Ketua YOAM Atika Rahmi mengatakan, awalnya kegiatan YOAM hanya
sebatas membantu seperti penyaluran darah ataupun memberikan bantuan lewat
bimbingan kepada pasien kanker anak. Seiring bertambahnya jumlah relawan dan
donatur, maka sejak Juli 2011 lalu didirikanlah rumah singgah untuk dapat
ditempati pasien yang berasal dari luar kota. Sejauh ini, Atika mengatakan
pasien yang pernah menempati rumah singgah YOAM berasal dari tiga provinsi,
Sumatera Utara, Sumatera Barat dan Aceh.
Rumah singgah yang berlokasi di Jalan Bunga N’cole Komplek Medan
Permai itu terdiri dari tiga kamar, ruang tengah yang cukup lebar terbagi dua.

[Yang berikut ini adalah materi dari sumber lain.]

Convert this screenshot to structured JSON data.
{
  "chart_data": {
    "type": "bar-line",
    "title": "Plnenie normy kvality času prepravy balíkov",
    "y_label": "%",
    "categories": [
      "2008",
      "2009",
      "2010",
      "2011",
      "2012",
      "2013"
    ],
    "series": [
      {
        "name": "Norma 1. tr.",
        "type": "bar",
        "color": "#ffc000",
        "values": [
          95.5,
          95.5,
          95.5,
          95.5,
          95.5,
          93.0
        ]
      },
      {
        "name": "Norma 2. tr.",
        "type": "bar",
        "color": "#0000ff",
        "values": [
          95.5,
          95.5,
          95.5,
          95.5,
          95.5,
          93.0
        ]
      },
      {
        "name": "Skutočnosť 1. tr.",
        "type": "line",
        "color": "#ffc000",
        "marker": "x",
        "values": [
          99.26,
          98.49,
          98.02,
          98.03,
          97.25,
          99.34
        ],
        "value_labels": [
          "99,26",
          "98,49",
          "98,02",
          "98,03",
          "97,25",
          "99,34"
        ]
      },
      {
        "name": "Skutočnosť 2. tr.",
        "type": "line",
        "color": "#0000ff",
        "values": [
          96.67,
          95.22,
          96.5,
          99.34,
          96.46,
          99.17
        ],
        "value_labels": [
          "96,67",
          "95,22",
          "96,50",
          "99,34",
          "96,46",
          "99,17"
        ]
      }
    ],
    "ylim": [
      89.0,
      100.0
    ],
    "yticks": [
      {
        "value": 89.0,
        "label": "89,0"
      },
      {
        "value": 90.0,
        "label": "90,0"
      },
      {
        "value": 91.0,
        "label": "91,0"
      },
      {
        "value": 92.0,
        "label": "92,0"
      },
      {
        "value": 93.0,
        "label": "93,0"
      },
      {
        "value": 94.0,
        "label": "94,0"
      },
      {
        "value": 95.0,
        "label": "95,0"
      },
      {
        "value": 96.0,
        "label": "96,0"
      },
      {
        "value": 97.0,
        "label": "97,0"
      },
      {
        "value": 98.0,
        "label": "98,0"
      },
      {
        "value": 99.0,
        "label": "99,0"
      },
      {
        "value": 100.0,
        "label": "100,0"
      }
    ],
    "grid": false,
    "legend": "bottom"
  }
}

Di sini lah para pasien menghabiskan hari saat jeda dari pengobatan di RS Adam
Malik. Di rumah ini difasilitasi ‘fun terapi’ seperti alat-alat menggambar,
bahan-bahan bacaan anak-anak dan satu TV.
Budi Supriadi, relawan FSG yang setiap hari berada di rumah
singgah mengatakan, para pasien diberi kebebasan bermain dengan fasilitas yang
ada. Komputer untuk Budi bekerja tak jarang dipakai pasien untuk main game. Sesekali, kata Atika, FSG mendatangkan sukarelawan untuk
mendampingi anak-anak belajar sesuai permintaan orang tua pasien. Agar
menimbulkan gairah pasien untuk sembuh, FSG pernah juga mengajak pasien
jalan-jalan ke tempat-tempat wisata.
Edward mengatakan ia pernah ikut dibawa jalan-jalan ke Istana Maimun
saat FSG mengajak seluruh pasien berkunjung ke sana. Tak hanya tentang ‘fun
terapi’ Edward juga sukup senang dengan kontrol pihak FSG untuk masalah-masalah
yang dihadapi pasien rumah singgah.
“Masalah yang
sering dihadapi pasien itu adalah soal administrasi dari pihak RS. Jika pasien
minta bantu soal itu, kami (FSG, -red) akan
bantu lewat pembina YOAM yang juga dokter di Adam Malik,” imbuh Atika.
Atika mengakui untuk biaya pengobatan, FSG tak dapat membantu. Ia
mengatakan, sumbangsih hanya berbentuk fasilitas rumah singgah, bantu carikan
darah dan mengayomi pasien-pasien agar tetap punya semangat untuk sembuh.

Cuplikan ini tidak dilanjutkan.